In JSON Schema you can mix allOf and oneOf in one object, like this:

schema:
  allOf:
    - properties: # this might be a reference
        foo:
          type: string
    - properties:
        bar:
          type: number
  oneOf:
    - required:
        - foo
    - required:
        - bar

This is a valid schema, but it's extremely hard to follow such compositions (you have to make mental gymnastics to figure out what is required and what is not), especially from the code perspective.

It's easier to read if you write the different options explicitly:

x-type:
  - foo: string # again, this could be a reference
    bar:
      - number
      - undefined
  - foo:
      - string
      - undefined
    bar: number

This way you keep your modifiers (like required or additionalProperties) closer to the types they apply to so it's easier to follow, maintain, and reuse the types.

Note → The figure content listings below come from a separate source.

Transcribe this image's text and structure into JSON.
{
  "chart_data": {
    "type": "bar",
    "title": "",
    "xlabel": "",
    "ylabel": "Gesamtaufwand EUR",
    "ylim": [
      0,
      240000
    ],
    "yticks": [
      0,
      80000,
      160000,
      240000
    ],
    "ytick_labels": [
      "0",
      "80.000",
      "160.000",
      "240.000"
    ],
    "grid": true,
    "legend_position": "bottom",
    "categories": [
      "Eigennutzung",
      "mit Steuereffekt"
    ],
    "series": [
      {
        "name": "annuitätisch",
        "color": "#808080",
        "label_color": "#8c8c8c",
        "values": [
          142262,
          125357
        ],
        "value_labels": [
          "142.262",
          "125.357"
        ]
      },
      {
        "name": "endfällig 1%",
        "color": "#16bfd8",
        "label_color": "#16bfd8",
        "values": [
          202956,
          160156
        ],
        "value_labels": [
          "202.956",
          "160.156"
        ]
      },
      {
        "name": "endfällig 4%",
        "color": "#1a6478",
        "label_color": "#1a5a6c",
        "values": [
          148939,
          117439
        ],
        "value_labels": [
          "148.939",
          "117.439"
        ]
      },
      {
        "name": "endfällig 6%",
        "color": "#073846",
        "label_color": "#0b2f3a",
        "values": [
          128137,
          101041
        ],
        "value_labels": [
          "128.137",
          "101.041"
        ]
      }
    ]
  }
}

It's easy to forget to close the schema when needed. To do so, you should always use additionalProperties: false or unevaluatedProperties: false in the schema. They also have a subtle difference, and it's not always obvious which one to use.


schema:
  oneOf:
    - type: object
      properties:
        foo: # overlapping property
          type: string
        bar:
          type: boolean
    - type: object
      properties:
        foo: # overlapping property
          type: string
        baz:
          type: number

This is invalid, you have to use anyOf instead. So you have to figure out the composition keyword based on the data shapes which is weird. (It's better to be shape-unaware. It actually doesn't matter for the validation -- if the data contains foo as a string, it's just a valid data.)

Whilst in X-Type, it's just a matter of composition.

x-type:
  - foo: string
    bar: boolean
  - foo: string
    baz: number

(oneOf vs anyOf confusion)


It's easy to get confused when composing objects/arrays with properties named like the type JSON Schema keywords, for instance:

schema:
  type: object
  properties:
    items:
      type: array
      items:
        $ref: '#/components/schemas/Item'
  required:
    - items

The same in X-Type looks much more readable:

x-type:
  items:
    $array:
      $ref: '#/components/x-types/Item'

All keys in X-Type start with $ prefix, so it's generally easier to distinguish them from the type values.


Enums in JSON Schema come with redundancy:

schema:
  type: string
  enum:
    - foo
    - bar

You can easily infer that the enum is of string type just looking at the enum options. In X-Type it's just a matter of composition:

x-type:
  - foo
  - bar

Even more, you can use literals of different types if needed:

x-type:
  - 100
  - '100'

In JSON Schema, you have to write something like this:

schema:
  type:
    - integer
    - string
  enum:
    - 100
    - '100'

Or this:

schema:
  oneOf:
    - type: integer
      enum:
        - 100
    - type: string
      enum:
        - '100'

X-Type issues

How to compose and object type and a record?

In TS, { az: string } & Record<string, number> produces an error since az must be a string and a number simultaneously.

How it reflects in X-Type?..

I'd assume the following:

x-type:
  $and:
    - az: string
    - $record: number

to equal

x-type:
  az: string
  $record: number

to represent an object type that has az as a string and every other property as a number.

(BTW, check if {$and: [{az: string}, {$record: number}]} produces {az: string, $record: number}.)

As an option, we can only allow to combine objects with records of the same or a wider type, like this:

x-type:
  $and:
    - az: string
    - $record: any # any > string

But if the $and composition leads to a merged object, then the record notation alongside another properties should be a wider type, so this should produce an error:

x-type:
  $and:
    - az: string
    - $record: number # number !== string

This means we have to implement the types comparison logic.


Consider this type:

x-type:
  $array:
    - string
    - undefined

This will lead to json containing empty items. In this case, we should treat undefined as null (as JS is doing it).